The meeting on Sunday was a simran, a meditation session.
In a simran, Sikhs can choose from a range of hymns as laid out in the Guru Granth Sahib, the Sikh holy book. The hymn is chanted repeatedly, and, with an inner focus on the meaning of the hymn, both body and mind are brought together in one purpose, Singh explained.
“The goal is to get to the point where God is always in the back of your mind,” Singh said.
The Sikh Student Association aims to hold simrans on a monthly basis; these should be on Sundays at 2 p.m. in the Interfaith Center.
The main Sikh religious service, in which hymns are chanted and group prayers are made, is known as kirtan. A granthi, whose job is to read from the Guru Granth Sahib, leads a discussion of the hymns and other relevant issues in the Sikh community.
“Anyone can read [the Guru Granth Sahib], but [granthis are] trained in giving meanings and giving guidance to the congregation,” Kaur said.
“Anybody can become [a granthi],” Singh said. “It’s not limited... If you learn yourself and figure it out and have good insight, you can do it... It’s not supposed to be considered that a granthi is more higher up on the pedestal of morality than somebody that’s not a granthi. But the idea is he’s understood more.”
When Sikhism first developed, the subcontinent was religiously diverse, containing Hindu, Muslim and Buddhist populations. The first Sikh guru, Guru Nanak, preached that all virtuous religions were an equally valid vehicle to the truth of God.
“Sikhism was built upon the premise that it was open to everybody,” Singh said. “Whether you’re part of the religion or not, we have things that you can apply to yourself to your daily life.”

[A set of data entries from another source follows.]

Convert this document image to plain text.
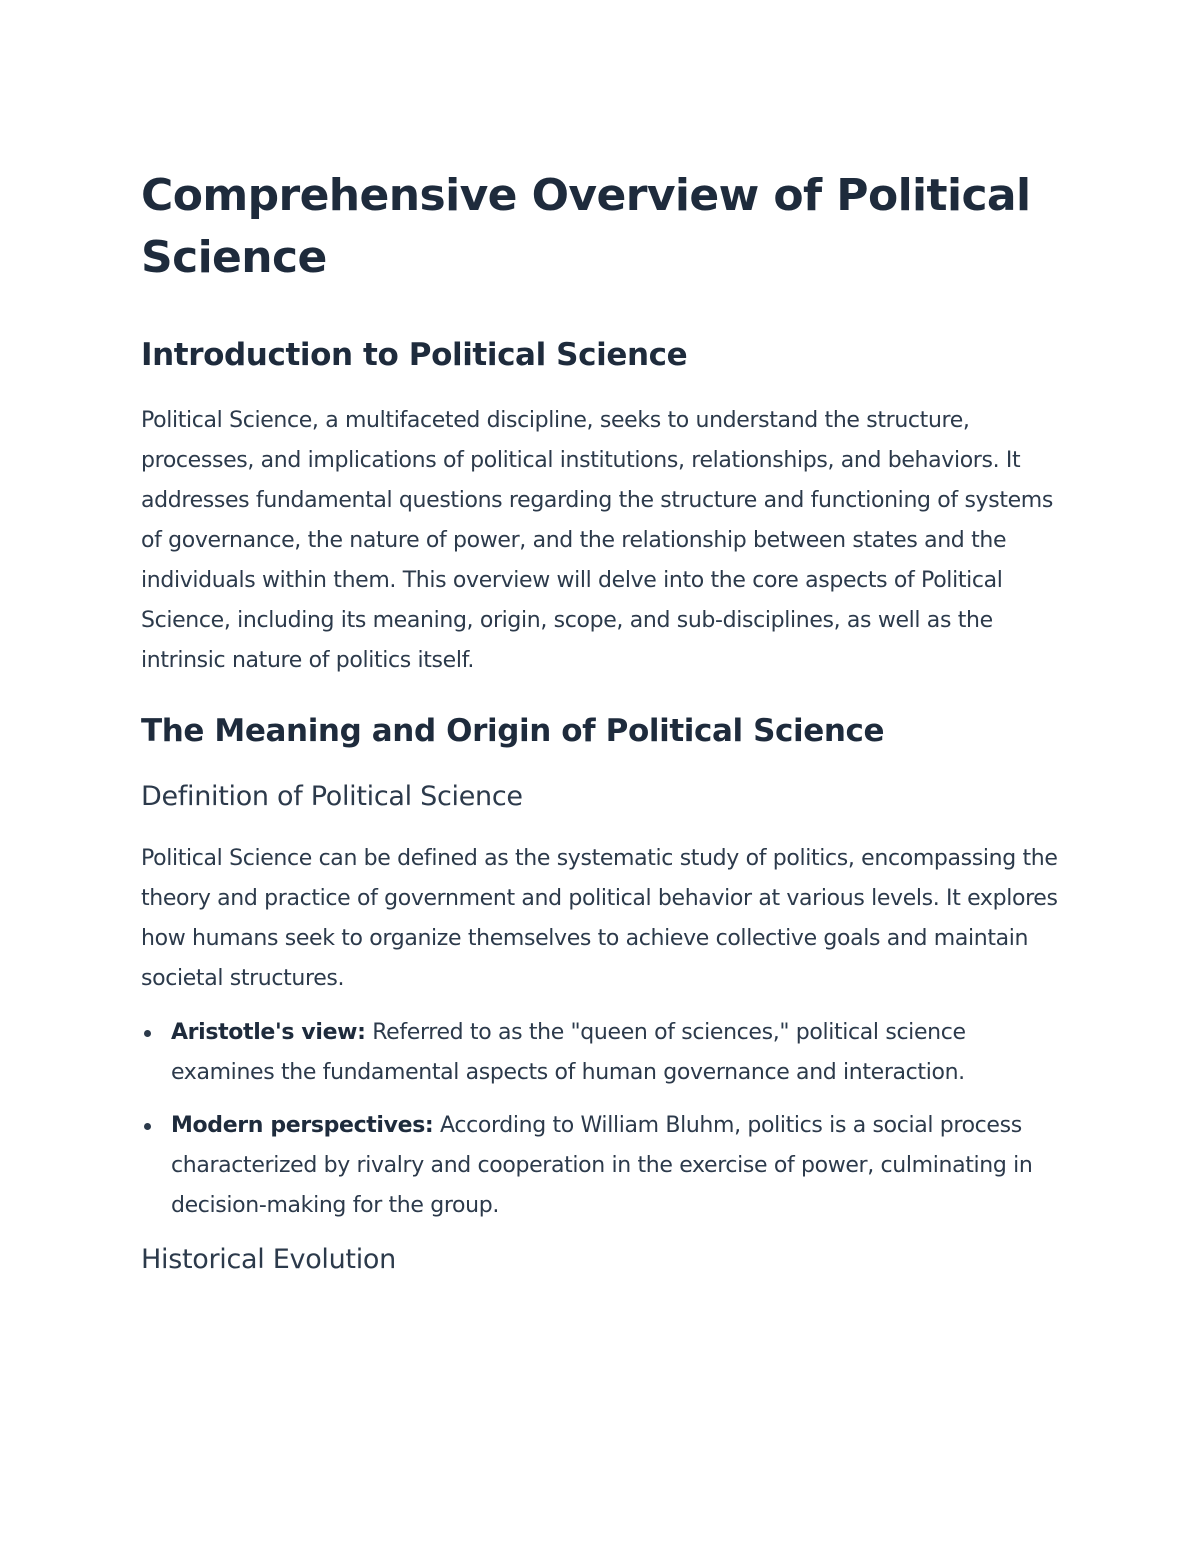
Comprehensive Overview of Political Science
Introduction to Political Science

Political Science, a multifaceted discipline, seeks to understand the structure, processes, and implications of political institutions, relationships, and behaviors. It addresses fundamental questions regarding the structure and functioning of systems of governance, the nature of power, and the relationship between states and the individuals within them. This overview will delve into the core aspects of Political Science, including its meaning, origin, scope, and sub-disciplines, as well as the intrinsic nature of politics itself.

The Meaning and Origin of Political Science
Definition of Political Science

Political Science can be defined as the systematic study of politics, encompassing the theory and practice of government and political behavior at various levels. It explores how humans seek to organize themselves to achieve collective goals and maintain societal structures.

Aristotle's view: Referred to as the "queen of sciences," political science examines the fundamental aspects of human governance and interaction.
Modern perspectives: According to William Bluhm, politics is a social process characterized by rivalry and cooperation in the exercise of power, culminating in decision-making for the group.
Historical Evolution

“The first line of our holy book is, ‘God is one,’” Kaur said. “Which is saying that whoever we worship is really the same energy, the same deity. We just need to find that unity.”
Freshman Vignesh Sadras is not a Sikh but attended the simran.
“I’m actually a member of the Hindu Student Council, but I came to visit for Open Hands Open Hearts week,” Sadras said.
Hopkins holds Open Hands Open Hearts week for the purpose of promoting awareness of religious diversity.
“I’ve gone to a gudwara before, which is like church for Sikhism, as part of my religious school. I really liked the practice there. The teachings are so synonymous across all religions,” Sadras said. “And for me I just feel it was an opportunity to learn more about their religion.”
“There is a lot of truths in a lot of religions,” Singh said. “If you adhere to those, you should be good.”